Je dois conclure pour la question de la rosée sur le randonneur, conclure pour tous. Oui il y a eu de la condensation de vapeur venant de Snop à la paroi la plus froide, le sursac (couche non imperméable). Toutefois, cette eau là était amplement minoritaire en regard de la rosée (l’eau en prevenance de l’air ambiant). Il y a eu autant de rosée sur le sursac de Snop que sur le sol avoisinant parce que son duvet était un excellent isolant thermique, donc quand il rayonnait selon sa température d’environ 273 à 280 K (315 W/m² à 273 K), le débit de chaleur corporelle était insuffisant pour empêcher la température de surface de baisser, et donc insuffisant pour empêcher de laisser condenser la vapeur devenue sursaturante dans l’air refroidi par le léchage du sol refroidi. Plus tard dans la nuit Snop se débarrasse de son sursac mouillé, et avec son duvet seulement, il n’a plus de condensation. Sauf que… Sauf que c’était au début de la nuit qu’avait eu lieu le gros de la condensation, quand la valeur en eau de l’air humide était encore élevée (regardez la courbe de saturation de l’air humide). De plus, sans la couche de sursac, son duvet devenait légèrement moins performant en isolation thermique, donc sa température de surface externe remontait légèrement, à débit de puissance égal.

 

 

Quand une théorie erronée falsifie les comptes-rendus.

Jean Piaget l’a prouvé dans ses expérimentations avec des enfants :

Si la théorisation implicite de l’enfant dit le contraire de ce que fait l’enfant, son compte-rendu sera conforme à sa théorie, et non aux faits.

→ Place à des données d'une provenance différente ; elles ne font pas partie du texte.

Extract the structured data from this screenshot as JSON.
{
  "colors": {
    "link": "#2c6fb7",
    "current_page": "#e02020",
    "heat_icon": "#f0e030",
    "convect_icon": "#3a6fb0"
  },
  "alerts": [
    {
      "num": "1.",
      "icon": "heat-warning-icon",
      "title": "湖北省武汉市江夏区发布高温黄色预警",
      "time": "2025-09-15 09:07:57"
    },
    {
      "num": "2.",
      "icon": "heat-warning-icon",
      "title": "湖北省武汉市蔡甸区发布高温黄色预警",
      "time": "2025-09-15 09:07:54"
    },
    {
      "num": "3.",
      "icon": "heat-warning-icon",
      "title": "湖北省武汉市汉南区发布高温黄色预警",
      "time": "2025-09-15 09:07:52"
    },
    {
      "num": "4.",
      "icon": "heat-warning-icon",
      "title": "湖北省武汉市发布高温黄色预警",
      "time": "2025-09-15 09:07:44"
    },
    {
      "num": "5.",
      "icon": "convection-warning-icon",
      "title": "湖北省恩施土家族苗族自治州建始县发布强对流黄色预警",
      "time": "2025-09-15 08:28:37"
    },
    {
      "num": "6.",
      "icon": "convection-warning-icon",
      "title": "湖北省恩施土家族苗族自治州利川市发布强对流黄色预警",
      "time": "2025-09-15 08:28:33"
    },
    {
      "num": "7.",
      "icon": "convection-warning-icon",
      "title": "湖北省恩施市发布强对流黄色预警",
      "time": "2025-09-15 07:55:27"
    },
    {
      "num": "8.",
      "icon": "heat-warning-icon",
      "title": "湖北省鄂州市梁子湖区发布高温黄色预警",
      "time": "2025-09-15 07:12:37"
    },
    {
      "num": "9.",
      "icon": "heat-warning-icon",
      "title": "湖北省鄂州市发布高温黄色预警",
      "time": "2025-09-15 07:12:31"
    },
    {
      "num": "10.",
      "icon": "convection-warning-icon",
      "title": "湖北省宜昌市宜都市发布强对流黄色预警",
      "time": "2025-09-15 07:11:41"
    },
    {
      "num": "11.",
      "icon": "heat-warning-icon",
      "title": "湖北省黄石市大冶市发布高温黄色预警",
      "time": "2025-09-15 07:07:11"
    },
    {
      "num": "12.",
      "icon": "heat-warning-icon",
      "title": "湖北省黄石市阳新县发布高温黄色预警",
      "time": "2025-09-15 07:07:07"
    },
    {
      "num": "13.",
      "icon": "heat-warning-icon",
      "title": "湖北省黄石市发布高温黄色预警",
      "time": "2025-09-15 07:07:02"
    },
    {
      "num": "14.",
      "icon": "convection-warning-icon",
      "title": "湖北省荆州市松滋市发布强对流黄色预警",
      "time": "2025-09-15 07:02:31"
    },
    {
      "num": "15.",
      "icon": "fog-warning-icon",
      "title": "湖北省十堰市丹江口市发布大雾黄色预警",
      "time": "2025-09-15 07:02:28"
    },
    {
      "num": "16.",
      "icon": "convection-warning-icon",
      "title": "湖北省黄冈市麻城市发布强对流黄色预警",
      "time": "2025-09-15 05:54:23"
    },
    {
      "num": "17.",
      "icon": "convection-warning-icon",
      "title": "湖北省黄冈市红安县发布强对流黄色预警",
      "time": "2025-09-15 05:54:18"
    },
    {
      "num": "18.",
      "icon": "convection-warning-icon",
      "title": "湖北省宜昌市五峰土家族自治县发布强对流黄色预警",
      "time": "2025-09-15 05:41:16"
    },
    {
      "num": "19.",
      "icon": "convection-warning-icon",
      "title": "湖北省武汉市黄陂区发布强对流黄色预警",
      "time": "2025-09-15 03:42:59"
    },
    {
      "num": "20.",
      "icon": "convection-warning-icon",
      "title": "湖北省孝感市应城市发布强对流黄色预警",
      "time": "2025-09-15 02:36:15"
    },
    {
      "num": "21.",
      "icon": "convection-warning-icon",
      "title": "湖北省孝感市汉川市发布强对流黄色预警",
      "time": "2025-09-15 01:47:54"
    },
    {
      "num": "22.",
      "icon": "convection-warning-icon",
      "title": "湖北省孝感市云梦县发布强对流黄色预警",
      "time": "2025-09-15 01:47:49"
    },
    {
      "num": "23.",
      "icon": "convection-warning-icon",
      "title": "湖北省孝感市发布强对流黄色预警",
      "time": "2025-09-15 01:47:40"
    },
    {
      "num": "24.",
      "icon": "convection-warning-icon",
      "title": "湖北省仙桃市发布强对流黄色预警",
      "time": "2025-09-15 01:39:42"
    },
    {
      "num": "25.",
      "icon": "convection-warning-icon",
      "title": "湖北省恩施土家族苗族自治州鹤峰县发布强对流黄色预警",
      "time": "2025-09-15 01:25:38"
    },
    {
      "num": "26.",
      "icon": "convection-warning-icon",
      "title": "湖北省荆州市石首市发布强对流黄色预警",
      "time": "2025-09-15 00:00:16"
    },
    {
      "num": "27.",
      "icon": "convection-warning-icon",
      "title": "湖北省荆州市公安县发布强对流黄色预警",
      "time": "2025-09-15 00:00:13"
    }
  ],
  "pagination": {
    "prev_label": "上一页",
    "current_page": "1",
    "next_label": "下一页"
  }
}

L’expérience consistait à décrire une trajectoire circulaire horizontale avec un pendule, constitué d’un poids et d’un fil, puis à le lâcher de façon à atteindre une cible située un peu plus loin. Au bout de quelques essais, de l’ordre de la demi-douzaine, ils y arrivent. Là où ça se gâte, c’est quand on leur demande de préciser quand au juste ont-ils ouvert les doigts pour lâcher le poids. Invariablement, ils répondent qu’ils l’ont lâché quand la distance était minimale. L’enregistrement par une caméra prouvait au contraire qu’ils l’ont lâché pas loin d’un quart de période plus tôt, quand la vitesse pointait sur la cible. Rappelons que la vitesse est une grandeur vectorielle.

 

Dans la vie ouvrière comme dans la vie paysanne on constate de même en plusieurs occasions que le compte-rendu n’est pas fidèle aux actes, mais fidèle à une théorie subreptice et sous-entendue.

 

 

Le pompon dans le déni des sens au profit d’une théorie farfelue fut atteint par Roger ; ce n’était pas un enfant, mais un suisse quadragénaire et borné. Chef de bord mauvais manœuvrier et mauvais régleur de voiles sur un Côtre des Glénans type 1, il avait lu « vent solaire » dans un texte de vulgarisation, mais en ignorait l’ordre de grandeur. Vous serez moins ignorant : pour tout transfert électromagnétique par un individu d’onde électromagnétique ou photon, de fréquence ν, l’énergie transférée de l’émetteur à l’absorbeur est h.ν, et la quantité de mouvement transférée est h.ν/c. Tout comme Roger, j’avais lu sur Science et Vie qu’on envisageait alors des « voiles solaires », miroirs minces fort légers pour de petites sondes spatiales, dans l’ultra-vide, donc. En septembre 1965, dans le très petit temps qui faisait suite à un fort coup de vent dont il restait encore une houle longue, nous naviguions lentement de l’Aber Ildut vers Ouessant, vers le port de Lampaul, en passant par le Fromveur.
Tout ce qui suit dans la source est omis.